It was maybe around four years ago where an album from Lil Wayne and 2 Chainz would have been met with both a frenzy of excitement and a flurry of anticipation on social media. Lil Wayne was regularly churning out top ten hits and 2 Chainz was both a rising and unavoidable star of the moment. A collaborative album would have been one of the biggest news breaks of the year for hip-hop. What is great about ColleGrove is that the commercial flurry surrounding the artists has essentially been and gone, leaving no expectation for the release of the album. With no desperate attempts at jamming multiple guests into each track, the rappers are free to do their thing over chilled out beats for close to an hour.
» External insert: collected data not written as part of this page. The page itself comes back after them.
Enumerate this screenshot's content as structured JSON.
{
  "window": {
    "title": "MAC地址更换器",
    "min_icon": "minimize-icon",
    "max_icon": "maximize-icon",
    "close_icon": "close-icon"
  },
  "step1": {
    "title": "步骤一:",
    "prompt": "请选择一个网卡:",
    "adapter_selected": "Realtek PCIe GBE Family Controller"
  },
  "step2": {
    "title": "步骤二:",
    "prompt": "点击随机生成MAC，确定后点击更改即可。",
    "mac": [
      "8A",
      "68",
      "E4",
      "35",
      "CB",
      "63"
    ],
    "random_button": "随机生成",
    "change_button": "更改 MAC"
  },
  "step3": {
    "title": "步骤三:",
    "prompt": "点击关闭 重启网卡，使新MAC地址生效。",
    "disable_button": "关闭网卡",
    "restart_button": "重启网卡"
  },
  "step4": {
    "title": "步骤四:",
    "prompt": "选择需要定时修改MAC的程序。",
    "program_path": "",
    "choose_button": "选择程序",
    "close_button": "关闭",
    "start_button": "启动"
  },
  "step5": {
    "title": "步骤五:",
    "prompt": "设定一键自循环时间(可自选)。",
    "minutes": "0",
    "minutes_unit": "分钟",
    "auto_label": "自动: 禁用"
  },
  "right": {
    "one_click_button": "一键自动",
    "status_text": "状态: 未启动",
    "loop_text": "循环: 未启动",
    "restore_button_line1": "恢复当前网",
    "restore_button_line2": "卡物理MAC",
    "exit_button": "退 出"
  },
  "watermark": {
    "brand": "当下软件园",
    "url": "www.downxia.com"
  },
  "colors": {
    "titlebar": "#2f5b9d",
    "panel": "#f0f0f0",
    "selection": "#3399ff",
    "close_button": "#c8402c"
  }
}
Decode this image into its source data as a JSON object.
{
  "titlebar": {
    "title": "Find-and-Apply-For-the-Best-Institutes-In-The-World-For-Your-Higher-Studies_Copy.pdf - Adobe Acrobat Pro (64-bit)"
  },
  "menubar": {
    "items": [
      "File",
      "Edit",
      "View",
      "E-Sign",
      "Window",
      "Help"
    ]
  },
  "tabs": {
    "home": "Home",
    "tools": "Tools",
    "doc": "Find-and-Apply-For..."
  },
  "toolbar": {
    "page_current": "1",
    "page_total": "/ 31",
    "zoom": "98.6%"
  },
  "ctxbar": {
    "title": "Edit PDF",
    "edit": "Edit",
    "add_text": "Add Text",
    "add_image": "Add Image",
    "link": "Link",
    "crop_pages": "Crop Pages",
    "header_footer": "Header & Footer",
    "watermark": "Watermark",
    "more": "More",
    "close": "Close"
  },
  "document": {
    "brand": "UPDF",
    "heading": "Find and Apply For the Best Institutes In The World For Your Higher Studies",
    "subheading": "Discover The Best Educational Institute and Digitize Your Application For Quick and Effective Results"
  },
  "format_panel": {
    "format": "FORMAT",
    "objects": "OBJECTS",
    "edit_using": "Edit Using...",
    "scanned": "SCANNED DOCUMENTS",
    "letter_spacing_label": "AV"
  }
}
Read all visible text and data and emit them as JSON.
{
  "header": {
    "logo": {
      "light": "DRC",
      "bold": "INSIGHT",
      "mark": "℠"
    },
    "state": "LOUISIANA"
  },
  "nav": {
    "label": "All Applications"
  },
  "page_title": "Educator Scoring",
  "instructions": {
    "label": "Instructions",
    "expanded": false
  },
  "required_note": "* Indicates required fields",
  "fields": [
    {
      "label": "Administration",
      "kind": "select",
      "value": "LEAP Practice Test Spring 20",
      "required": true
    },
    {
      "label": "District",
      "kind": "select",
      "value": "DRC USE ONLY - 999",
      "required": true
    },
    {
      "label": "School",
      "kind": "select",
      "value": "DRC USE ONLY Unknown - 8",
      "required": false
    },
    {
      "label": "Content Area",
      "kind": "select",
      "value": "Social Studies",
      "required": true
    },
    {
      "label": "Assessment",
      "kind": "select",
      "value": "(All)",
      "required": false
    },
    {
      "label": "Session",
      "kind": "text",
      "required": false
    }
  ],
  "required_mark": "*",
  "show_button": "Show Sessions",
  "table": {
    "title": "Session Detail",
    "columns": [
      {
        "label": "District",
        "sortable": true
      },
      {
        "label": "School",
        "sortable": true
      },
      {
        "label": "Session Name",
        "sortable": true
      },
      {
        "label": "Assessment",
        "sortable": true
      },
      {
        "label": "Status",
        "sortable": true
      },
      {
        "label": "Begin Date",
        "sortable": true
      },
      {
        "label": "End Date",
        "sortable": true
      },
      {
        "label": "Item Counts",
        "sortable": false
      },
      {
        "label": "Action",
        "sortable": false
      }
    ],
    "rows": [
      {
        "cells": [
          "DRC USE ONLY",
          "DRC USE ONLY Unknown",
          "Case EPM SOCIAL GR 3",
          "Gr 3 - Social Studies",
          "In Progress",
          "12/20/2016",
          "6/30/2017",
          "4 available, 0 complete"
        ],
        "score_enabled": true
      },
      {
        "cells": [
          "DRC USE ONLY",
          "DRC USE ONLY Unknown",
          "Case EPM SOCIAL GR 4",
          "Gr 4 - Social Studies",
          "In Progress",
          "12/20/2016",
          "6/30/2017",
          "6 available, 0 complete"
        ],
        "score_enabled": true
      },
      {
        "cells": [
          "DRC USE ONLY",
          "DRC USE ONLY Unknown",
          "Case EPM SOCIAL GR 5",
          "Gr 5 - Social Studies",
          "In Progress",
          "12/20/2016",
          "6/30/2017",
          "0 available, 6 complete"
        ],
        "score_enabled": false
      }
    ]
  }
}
The title ColleGrove referencing two areas, College Park and Hollygrove, which are the hometowns of Chainz and Wayne. The aim of ColleGrove is to merge the rappers’ two worlds and to also display 2 Chainz’s high level of respect for Wayne. This is displayed mainly on the track ‘Dedication‘, a narration of the pair’s friendship, with 2 Chainz paying homage to how Lil Wayne has impacted on his career. While this is technically a 2 Chainz solo album, due to contractual obligations with Lil Wayne and Cash Money Records, Weezy features on eight of the 12 tracks.
However, the album seems disjointed and if the aim is to prove how well the pair works together, it fails. With the exception of ‘Bounce‘, the best track on the album that samples the absurdity of the two artists, the album is a slew of tracks that have been so manipulated and auto-tuned, the chance of any major impact has gone. Tracks like ‘What Happened‘, with an EDM-inspired beat just don’t fit the flow of the album and it gets a little infuriating.
It is odd though because although Lil Wayne has always been an efficient and effective puncher, there is much less demonstration of that on ColleGrove. There are glimpses here and there, but more often than not Dwayne Carter is merely trying to keep pace and sometimes seems to just miss the point completely. The unbalance becomes a problem on songs like ‘Rolls Royce Weather Every Day‘ and ‘Bentley Truck‘ especially, where Wayne seems so out of place you can’t help but think that it should just be 2 Chainz track. Since Lil Wayne’s prime era (clearly the mid to late 2000s), he has gone on a downward trajectory compared to 2 Chainz over the last few years, which over a career span is to be expected.
ColleGrove has little in the way of the impressive feats we know both rappers can achieve. Sure, there are a handful of moments of greatness from both sides, but overall, collaborative tracks between these two giants of hip-hop should have a much higher replay value. Unfortunately, overly commercialised production becomes a major hurdle again. It really comes down to just one point: nothing can be a let down if there were no expectations in the first place.